The Anxious City

[1] Critics have focused on The Anxious City's complex composition, disquiet atmosphere and possible origin as a reaction to the German invasion of Belgium.

[5]In 1969, André Fermigier of Le Nouvel Observateur wrote that The Anxious City is Delvaux's masterpiece and highlighted its ambitious composition.

He wrote that it recalls The Massacres of the Triumvirate by Antoine Caron, the depictions of panic in Nicolas Poussin's paintings and "bizarre mythologies of the Renaissance".

[6] Ronny Cohen wrote for Artforum in 1985 that the complex composition turns the figures into symbols through their scale, positions and contrasts between neutrally coloured areas and red and yellow surfaces.

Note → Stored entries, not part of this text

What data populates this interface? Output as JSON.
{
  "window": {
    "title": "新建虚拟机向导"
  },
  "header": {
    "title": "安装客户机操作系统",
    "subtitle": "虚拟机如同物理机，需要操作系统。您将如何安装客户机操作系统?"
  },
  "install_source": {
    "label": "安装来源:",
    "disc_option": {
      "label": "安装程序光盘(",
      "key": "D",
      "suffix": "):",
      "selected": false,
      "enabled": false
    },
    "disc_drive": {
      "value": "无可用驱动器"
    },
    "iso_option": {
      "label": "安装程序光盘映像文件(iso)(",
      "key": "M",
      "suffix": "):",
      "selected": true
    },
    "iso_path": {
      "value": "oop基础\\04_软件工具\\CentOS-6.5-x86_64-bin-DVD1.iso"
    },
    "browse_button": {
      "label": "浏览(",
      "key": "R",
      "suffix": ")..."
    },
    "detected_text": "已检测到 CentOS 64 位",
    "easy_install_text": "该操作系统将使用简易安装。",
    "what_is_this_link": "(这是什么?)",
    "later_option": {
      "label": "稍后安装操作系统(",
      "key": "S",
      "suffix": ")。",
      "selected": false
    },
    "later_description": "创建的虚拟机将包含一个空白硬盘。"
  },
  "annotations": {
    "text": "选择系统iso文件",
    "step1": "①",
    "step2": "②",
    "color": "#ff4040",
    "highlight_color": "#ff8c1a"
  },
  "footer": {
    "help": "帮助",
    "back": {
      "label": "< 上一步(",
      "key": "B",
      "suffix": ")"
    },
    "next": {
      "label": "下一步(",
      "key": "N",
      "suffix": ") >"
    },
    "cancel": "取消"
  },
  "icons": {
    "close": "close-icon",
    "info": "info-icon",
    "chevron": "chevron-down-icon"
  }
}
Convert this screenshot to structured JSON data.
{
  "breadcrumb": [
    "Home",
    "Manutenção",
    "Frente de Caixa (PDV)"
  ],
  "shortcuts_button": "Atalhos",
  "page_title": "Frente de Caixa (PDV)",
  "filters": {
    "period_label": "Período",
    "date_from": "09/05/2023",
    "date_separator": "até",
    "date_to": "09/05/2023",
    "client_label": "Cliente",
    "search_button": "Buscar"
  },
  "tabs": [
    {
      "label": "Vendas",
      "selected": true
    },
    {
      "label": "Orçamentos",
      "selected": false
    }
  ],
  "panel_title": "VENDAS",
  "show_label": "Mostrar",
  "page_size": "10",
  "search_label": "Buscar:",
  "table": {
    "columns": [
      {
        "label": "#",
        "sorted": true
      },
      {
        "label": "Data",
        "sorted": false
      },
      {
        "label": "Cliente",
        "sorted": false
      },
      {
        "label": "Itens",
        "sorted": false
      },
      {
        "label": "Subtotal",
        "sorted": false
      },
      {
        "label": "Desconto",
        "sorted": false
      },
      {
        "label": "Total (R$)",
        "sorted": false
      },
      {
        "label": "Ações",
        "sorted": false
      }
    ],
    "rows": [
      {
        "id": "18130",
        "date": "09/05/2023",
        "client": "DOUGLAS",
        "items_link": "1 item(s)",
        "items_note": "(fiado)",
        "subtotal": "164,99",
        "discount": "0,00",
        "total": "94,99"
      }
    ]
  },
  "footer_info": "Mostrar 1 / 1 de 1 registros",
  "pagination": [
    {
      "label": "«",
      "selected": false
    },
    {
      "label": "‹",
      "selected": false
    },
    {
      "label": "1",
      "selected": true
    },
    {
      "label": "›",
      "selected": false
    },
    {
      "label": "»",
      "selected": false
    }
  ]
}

[3] The art historian Virginie Devillers and the critic Eugénie De Keyser interpreted The Anxious City as a reaction to the German invasion of Belgium.

[4][7] De Keyser wrote that it stands out among Delvaux's paintings with its many preparatory studies, where place and people accumulate into an inescapable sense of disquiet.

[7] The literary scholar John Fletcher writes that the painting projects "melancholy, disquiet and bafflement" in a way reminiscent of the novels of Alain Robbe-Grillet, especially Topology of a Phantom City [fr] (1976).

[8] The literary scholar Jeannette Baxter calls The Anxious City a post-apocalyptic work where people seem to be sleepwalking or traumatised.

She writes that the crowded scene combined with a complete lack of eye contact between the figures creates "an overwhelming sense of loneliness".